Dans Ce dont nous avons faim, qui débute sur son appréciation de la série littéraire (puis des films) Hunger Games, elle révèle le cinglant traumatisme qui a changé sa vie du tout au tout : quand le jeune garçon dont elle était amoureuse l'a piégée dans les bois avec ses copains, lui faisant subir un viol collectif. Si Roxane Gay est aux aguets quand il s’agit de ce qu’elle appelle "le langage désinvolte de la violence sexuelle", refusant qu’on prenne à la légère les agressions où certains réussissent à faire passer les victimes pour des coupables (et inversement), elle nous livre son expérience avec une simplicité poignante. Aucun pathos dans ce récit pourtant tragique, qui lui vaudra de grossir plus que de raison, pour faire de son corps "une forteresse", quitte à ce que ses parents l’envoient dans une colonie "pour gros", ce qu’elle raconte dans En quête de catharsis –  non sans humour : "C’est délicieux, les frites, et en plus je suis fainéante de nature, ce qui n’aide pas". On attend d’ailleurs avec impatience la traduction française de Hunger, son essai sur le (sur)poids qui balaye encore un bon nombre d'idées reçues. 
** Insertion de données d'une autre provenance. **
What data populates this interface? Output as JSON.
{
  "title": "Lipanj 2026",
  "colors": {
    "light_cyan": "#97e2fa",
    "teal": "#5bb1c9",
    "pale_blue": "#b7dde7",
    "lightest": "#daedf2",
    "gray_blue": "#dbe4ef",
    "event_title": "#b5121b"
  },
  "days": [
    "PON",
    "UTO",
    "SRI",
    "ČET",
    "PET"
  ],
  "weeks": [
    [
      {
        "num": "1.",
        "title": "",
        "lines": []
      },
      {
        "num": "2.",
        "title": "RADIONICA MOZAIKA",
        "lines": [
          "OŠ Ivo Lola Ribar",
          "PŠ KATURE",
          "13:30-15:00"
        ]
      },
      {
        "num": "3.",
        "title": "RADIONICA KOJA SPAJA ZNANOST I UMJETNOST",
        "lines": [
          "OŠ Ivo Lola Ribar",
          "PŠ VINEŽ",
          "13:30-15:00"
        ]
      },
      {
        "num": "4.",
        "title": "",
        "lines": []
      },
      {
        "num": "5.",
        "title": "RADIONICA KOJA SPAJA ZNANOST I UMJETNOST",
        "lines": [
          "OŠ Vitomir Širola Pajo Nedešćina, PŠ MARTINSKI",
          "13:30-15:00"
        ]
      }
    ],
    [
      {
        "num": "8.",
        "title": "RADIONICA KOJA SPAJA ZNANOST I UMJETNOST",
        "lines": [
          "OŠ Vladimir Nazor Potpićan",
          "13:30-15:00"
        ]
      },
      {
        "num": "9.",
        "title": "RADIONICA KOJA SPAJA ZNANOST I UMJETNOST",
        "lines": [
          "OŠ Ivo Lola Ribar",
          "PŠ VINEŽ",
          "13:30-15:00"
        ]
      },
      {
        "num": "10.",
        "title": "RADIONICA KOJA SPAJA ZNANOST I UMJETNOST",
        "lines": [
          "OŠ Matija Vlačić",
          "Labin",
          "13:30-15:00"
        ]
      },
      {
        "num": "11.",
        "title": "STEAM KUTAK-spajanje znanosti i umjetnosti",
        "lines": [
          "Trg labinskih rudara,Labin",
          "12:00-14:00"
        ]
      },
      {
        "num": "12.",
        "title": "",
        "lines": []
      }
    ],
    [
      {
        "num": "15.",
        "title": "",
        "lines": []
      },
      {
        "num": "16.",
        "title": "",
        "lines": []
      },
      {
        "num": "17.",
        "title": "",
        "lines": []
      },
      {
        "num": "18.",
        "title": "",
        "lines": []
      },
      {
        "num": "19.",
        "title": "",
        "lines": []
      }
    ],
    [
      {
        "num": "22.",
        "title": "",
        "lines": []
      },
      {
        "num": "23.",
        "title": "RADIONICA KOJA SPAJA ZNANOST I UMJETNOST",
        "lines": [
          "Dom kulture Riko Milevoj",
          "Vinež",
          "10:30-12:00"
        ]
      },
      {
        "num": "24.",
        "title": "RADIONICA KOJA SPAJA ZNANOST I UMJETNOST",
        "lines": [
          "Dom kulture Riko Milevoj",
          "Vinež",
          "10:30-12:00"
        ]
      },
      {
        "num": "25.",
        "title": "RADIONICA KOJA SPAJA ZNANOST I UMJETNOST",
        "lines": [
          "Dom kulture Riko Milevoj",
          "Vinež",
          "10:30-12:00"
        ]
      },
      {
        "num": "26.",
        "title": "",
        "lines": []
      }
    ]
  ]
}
Son analyse percutante d'une pop culture trop blanche

Alors qu'une série comme Girls est devenue l'apanage des gens de bon goût en termes de séries TV, Roxane Gay, elle, met les pieds dans le plat : "les femmes de couleur dépriment facilement quand elles regardent une série comme Girls, dont elles sont exclues".  Ses origines haïtiennes et son éducation au sein d’un environnement plutôt blanc et méprisant lui ont donné une petite idée de ce qu’était la minorité non visible… Or, ce n'est pas pour ça qu'elle va chanter systématiquement les louanges de films étiquetés black empowerment : en témoigne sa chronique de 12 years A Slave, qui, selon elle, entre autres défauts, utilise "la souffrance d'une femme pour faire avancer la narration de l'histoire d'un homme". Voilà l’une des grandes qualités de Roxane Gay : réussir, malgré une subjectivité notoire et un style qui n’appartient qu’à elle, à faire la part des choses. Ce n’est pas parce qu’il y aura un personnage de couleur noir, homosexuel ou de sexe féminin qu’il faut se réjouir. Mais il ne faut pas non plus bouder son plaisir… Ainsi, on lui sait gré de ne pas suivre aveuglement les recommandations de la majorité... ou d'une minorité intellectuelle bien pensante. Brillante chercheuse, professeure accomplie, journaliste de haut vol et fondatrice d’un collectif littéraire, Roxane Gay n’a rien à prouver et c’est pour cette raison qu’elle porte une attention toute particulière à la culture de l’entertainment. Mieux encore, elle nous donne toutes les bonnes raisons d'aimer Hunger Games, Skinny ou, surtout, Beverly Hills 90210… Merci Roxane!